Hij zag zijn kleinkinderen voor de allereerste keer
Tot afgelopen week, toen gingen er geruchten dat het regime gevallen was en even later schoten mannen Suheils celdeur open. Snel maakte hij dat hij wegkwam, zijn ogen bedekkend tegen de felle zon. Met hulp van vreemden bereikte hij de grens, bereikte hij zijn eigen land waar de laatste Syrische militair al in 2005 de deur dicht trok. Hij reisde naar zijn stad, zijn wijk, zijn oude huis. Sloot zijn vrouw in zijn armen, zag zijn kleinkinderen voor de allereerste keer. Herkende met veel moeite een oude vriend, die na 30 jaar net als hij een oude man was. Samen dronken ze een borrel, op een terrasje bij de zee. Geen whisky, absoluut geen whisky.
Tegenover dit verhaal staan honderden waargebeurde verhalen
En dit is een sentimenteel verhaal. Maar het is ook, hoewel we ons dat in het veilige Nederland amper kunnen voorstellen, een waargebeurd verhaal. Tegenover dit verhaal staan honderden eveneens waargebeurde verhalen van mannen die niet terugkeerden uit die gevangenis, die onvindbaar bleven. Verhalen die geen einde kennen, want niemand kan met zekerheid zeggen wat dat einde is.
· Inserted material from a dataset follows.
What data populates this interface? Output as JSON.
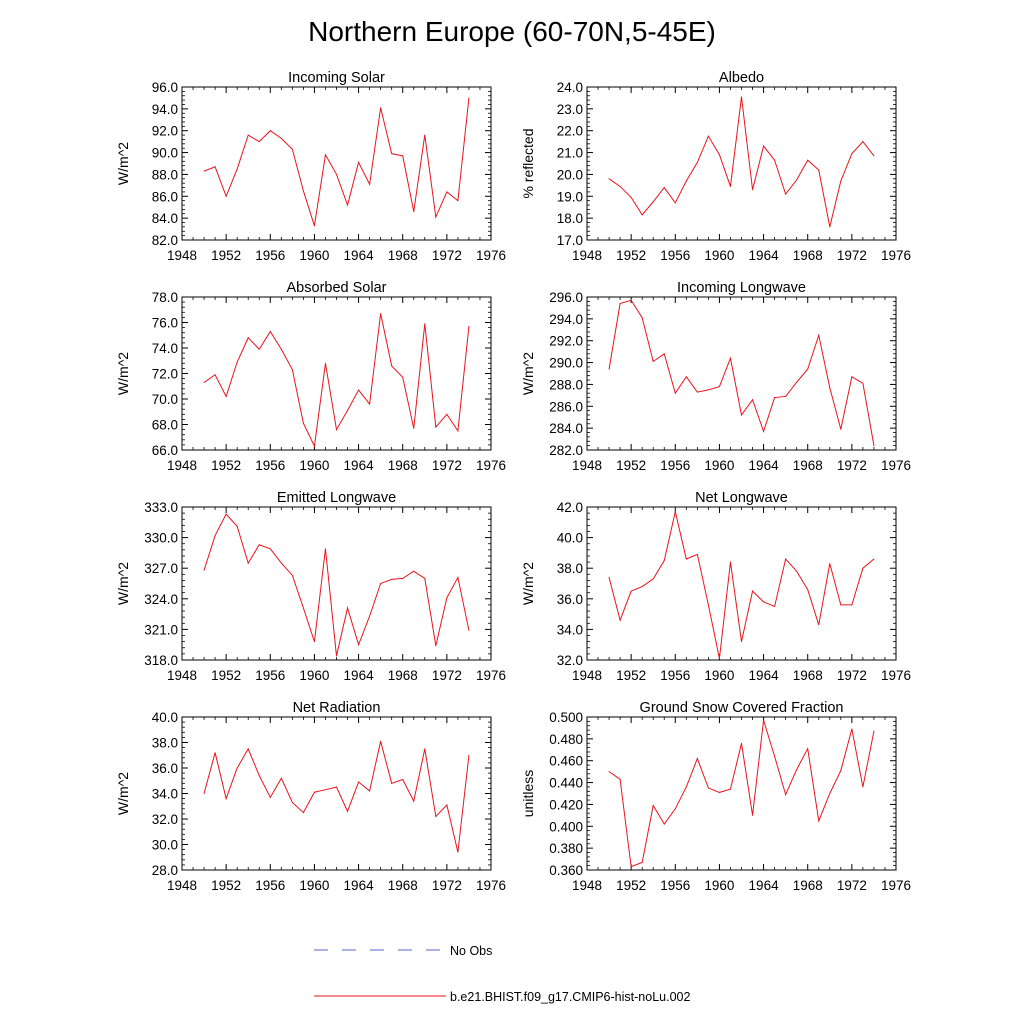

En niemand kan met zekerheid zeggen wat de toekomst van Syrië is. Maar voor even lijkt er nu een streep in het zand te zijn getrokken, een wisser over het grote schoolbord gehaald. Laten wij, juist vanuit West-Europa, ons best doen om Syrië de komende jaren vooruit te helpen. Zodat het de zee is, de blauwe zee in plaats van de plattegrond van weer een gevangenis, die op dat schoongeveegde schoolbord komt te staan.